I am working on a project that evaluates web pages on a large scale (millions). Unlike the typical web crawler, my evaluator needs to build a JDOM object for each page it evaluates in order to run XPath queries on it.
Our current implementation uses SAXBuilder to instantiate JDOM objects (some are then cached for potential future use) in order to query XPaths. But simple profiling shows that the instantiation process actually consumes the most time, much more than querying XPaths and so I am left looking for alternative solutions. Is there any way to reduce this overhead by for example:
- Creating "lean" JDOM objects with only minimal structural information of the page?
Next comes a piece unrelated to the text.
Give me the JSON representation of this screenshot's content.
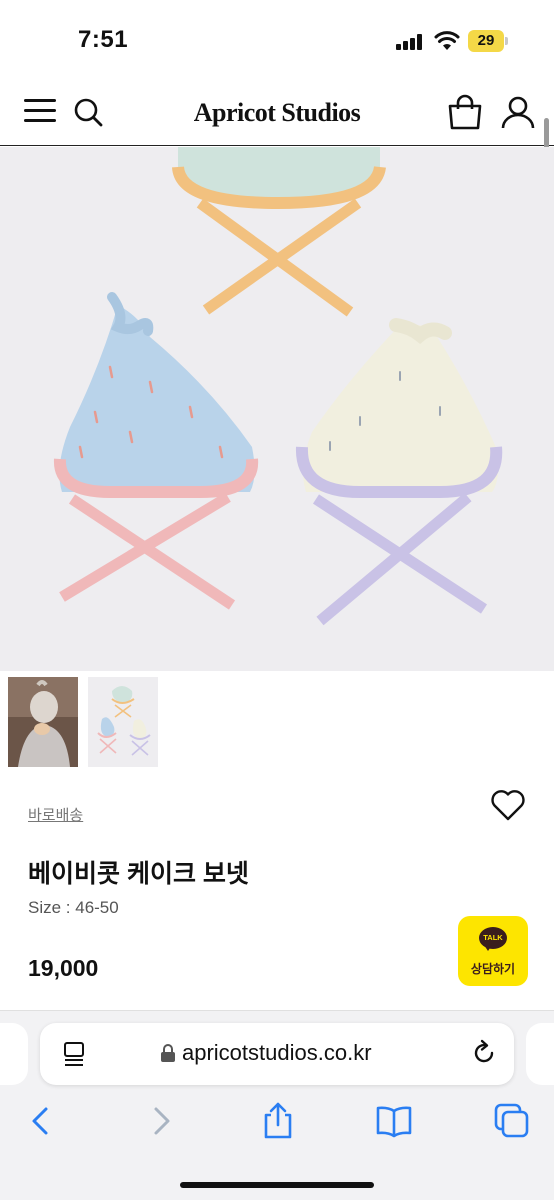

 - Evaluating XPaths without an actual JDOM object?
 - Initialising JDOM objects faster by re-using the object for a "similar" page?
 
EDIT:
We are using JDOM 2.X. 
A sample of the way we initialize a JDOM object:
public static List<Element> evaluateHTML(File html, String pattern) throws JDOMException, IOException {
    Element page = saxBuilder.build(html).getRootElement();
    XPathBuilder xpath = new XPathBuilder(pattern, Filters.element());
    //...set xpath namespaces...
    XPathExpression expr = xpath.compileWith(xpathFactory);
    return expr.evaluate(page);
}
Where xpathFactory is a static member and evaluateHTML is invoked for every html file we evaluate.